See, this? This you can buy on the Internet. Get it sent to a PO box. No names, ID, nothing. Legal. Untraceable. And non-lethal.

He shakes the can.

For the most part.

Rests the toe of his boot on the chair’s rocker. Tilts it forward.

Tips Rick’s chin up with the nozzle.

Of course, this is the kind of thing that’s used to disperse riots. Entirely safe and more or less harmless when used on large gatherings in the open air. Isn’t that what they say?

Simon stoops and pulls a pair of plastic goggles from the duffel bag. Straps them over his eyes.

Then slowly works the nozzle of the pepper-spray can into the slit in the tape over Rick’s mouth.

Rick’s legs kick, trying to topple the chair backward, but it doesn’t topple. Just rocks.

Simon’s boot stills the rocker.

But you know what I’ve discovered?

Works the nozzle further into Rick’s mouth.

Best way to make a non-lethal weapon lethal?

One last jam. Rick gags.

Just treat the man like a crowd.

The hissing of the spray goes on long enough that the neighbors assume it’s the roach-guy making his regular visit.
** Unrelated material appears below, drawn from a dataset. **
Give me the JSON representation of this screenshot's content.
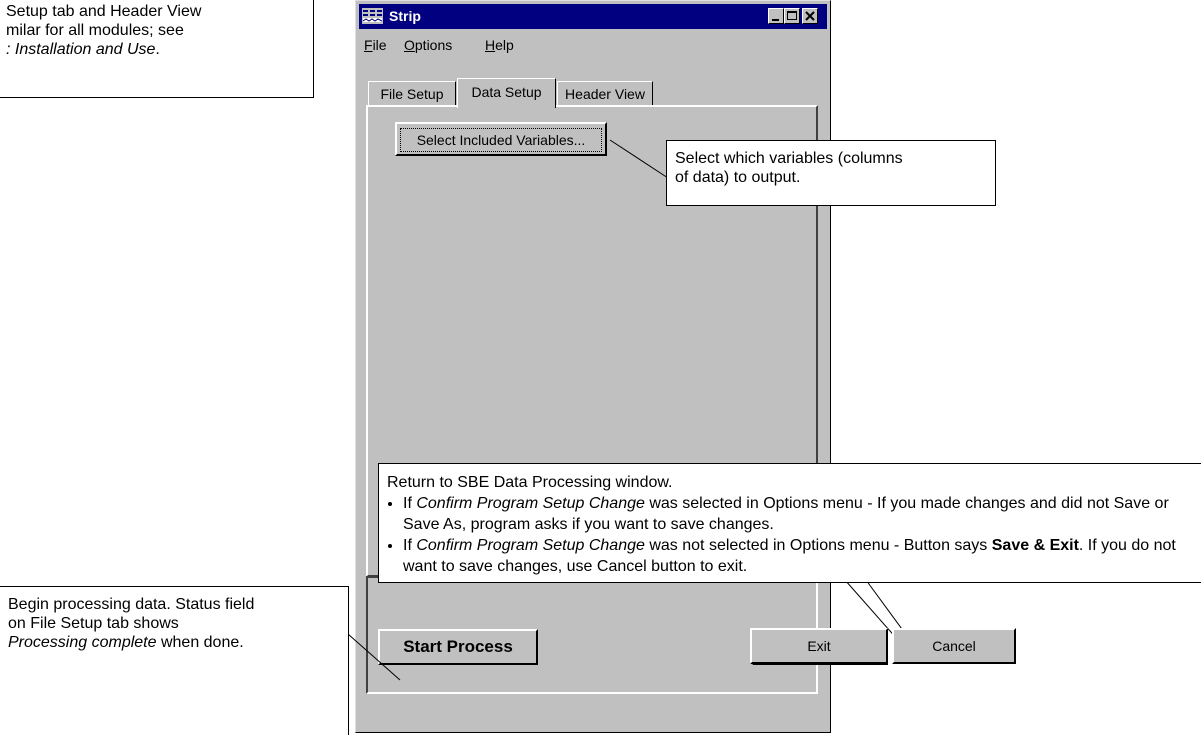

At least until their own eyes start to water.

When Mina catches up to him, Rick is bent double on the floor, toppled, still bound to the chair, coughing up foamy blood.

Not coughing. Coughed.

She falls and cradles his head until her palms burn. Eyes raw. She coughs, cries.

Simon stands over her.

Gives the empty can one last rattle.

Death rattle.

Then dumps it in the duffel bag.

Stows the goggles too.

Then retrieves a knife that’s nasty enough to have no other use than cutting people.

She looks up at him, eyes swollen, welling, and spits.

The fuck are you. Fuck you. I’ll fucking kill you.

He stands her up.

His own eyes puffy and raw at the rims, in some parody of mourning.

He smiles.

Don’t worry.

She spits again. Not words this time.

He puts his meaty hand behind her head and clutches her skull. Then with his right hand he presses the long blade vertically against the thin skin of her forehead.

She barely squirms.

Rotates the blade counter-clockwise.

Presses again.

Sign of the cross.

Leans in. Whispers.

Go tell them what I’ve done.

On his way out, duffel bag slung over his shoulder, Simon stops briefly on the street to berate himself, like a man on his way home who forgot to buy milk.

Damn.

I should have asked him what the tattoos meant.